Hi @hylkedonker, do you have Docker installed? The Hello World example uses the local provider, and installing Docker is necessary if using the local provider.

Going back to your first error, I imagine looking at cat /tmp/dsub-local/echo--hylke--201220-165144-45/task/stderr.txt may also reveal information about whether Docker is installed.

The error we are seeing here is certainly not helpful. In the past, I recall seeing errors about Docker not being installed.
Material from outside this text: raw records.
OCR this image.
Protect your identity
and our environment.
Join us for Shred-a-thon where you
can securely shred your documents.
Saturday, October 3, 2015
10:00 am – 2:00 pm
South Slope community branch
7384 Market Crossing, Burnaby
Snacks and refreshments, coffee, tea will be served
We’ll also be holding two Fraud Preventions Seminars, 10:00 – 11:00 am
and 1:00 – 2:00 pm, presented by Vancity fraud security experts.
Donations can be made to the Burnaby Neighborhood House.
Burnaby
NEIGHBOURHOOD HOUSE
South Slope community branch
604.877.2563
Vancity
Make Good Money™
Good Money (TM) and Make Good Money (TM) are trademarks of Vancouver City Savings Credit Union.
I will work on a fix about improving the error handling here.

@hylkedonker
Copy link
Author

hylkedonker commented Dec 21, 2020 via email

@wnojopra
Copy link
Contributor

I was able to get a machine with ubuntu 20.04 running, and was able to reproduce your error regardless of whether Docker was installed.

The root issue is that the local provider makes a call to python (not python3) to get timestamps. On ubuntu 20.04, python3 is installed, but python is not. This is not a problem if you are using dsub from a venv, but we'll fix it in a future release. Using a venv would be my recommended workaround, but if you're unable to resolve the 'No such container' error, you could also try creating a symlink named 'python' that points to 'python3'. This command would do that:

update-alternatives --install /usr/bin/python python /usr/bin/python3 10

@hylkedonker
Copy link
Author

hylkedonker commented Dec 22, 2020

I tried the command and was able to verify that python now points to python3. However the "No such container" error still persists (both with and without venv). Any suggestions for further debugging?

@wnojopra
Copy link
Contributor

I'm unable to reproduce the "no such container" error, and doing a couple searches mostly shows that its a transient issue, which isn't too helpful here. There are a couple things we could do to debug further:

  1. In the same /tmp/.../task dir, can you share the output of the log.txt and runner-log.txt files? There may be more detailed error messages here.
  2. Can we confirm that docker is set up correctly? Does running docker run hello-world produce any errors?
  3. Are there any unexpected containers showing when you run docker ps -a?

@hylkedonker
Copy link
Author

  1. Output of runner-log.txt:
2020-12-23 13:19:19 I: Localizing inputs.
2020-12-23 13:19:19 I: Checking image userid.
2020-12-23 13:19:19 I: Task image: ubuntu:14.04
2020-12-23 13:19:21 I: Running Docker image.
docker: open /tmp/dsub-local/echo--hylke--201223-131919-18/task/docker.env: no such file or directory.
See 'docker run --help'.
Error response from daemon: No such container: dsub-echo--hylke--201223-131919-18.task
2020-12-23 13:19:21 I: Docker exit code .
2020-12-23 13:19:21 I: Ensure host user (1000:1000) owns Docker-written data
2020-12-23 13:19:22 I: Copying outputs.
CommandException: No URLs matched: /tmp/dsub-local/echo--hylke--201223-131919-18/task/data/output/file/tmp/dsub-test/output/out.txt
CommandException: 1 file/object could not be transferred.
2020-12-23 13:19:23 E: Error on or near line 47; /tmp/dsub-local/echo--hylke--201223-131919-18/task/runner.sh exiting with status 1
2020-12-23 13:19:23 I: Copying the logs before cleanup

As for the error docker: open /tmp/dsub-local/echo--hylke--201223-131919-18/task/docker.env: no such file or directory., that file does seem to exist:

$ cat /tmp/dsub-local/echo--hylke--201223-131919-18/task/docker.env       
DATA_ROOT=/mnt/data
TMPDIR=/mnt/data/tmp
OUT=/mnt/data/output/file/tmp/dsub-test/output/out.txt
$

Output of log.txt

2020-12-23 13:19:19 I: Localizing inputs.
2020-12-23 13:19:19 I: Checking image userid.
2020-12-23 13:19:19 I: Task image: ubuntu:14.04
2020-12-23 13:19:21 I: Running Docker image.
2020-12-23 13:19:21 I: Docker exit code .
2020-12-23 13:19:21 I: Ensure host user (1000:1000) owns Docker-written data
2020-12-23 13:19:22 I: Copying outputs.
2020-12-23 13:19:23 E: Error on or near line 47; /tmp/dsub-local/echo--hylke--201223-131919-18/task/runner.sh exiting with status 1
2020-12-23 13:19:23 I: Copying the logs before cleanup
  1. The hello-world seems to work correctly.
$ docker run hello-world

Hello from Docker!
This message shows that your installation appears to be working correctly.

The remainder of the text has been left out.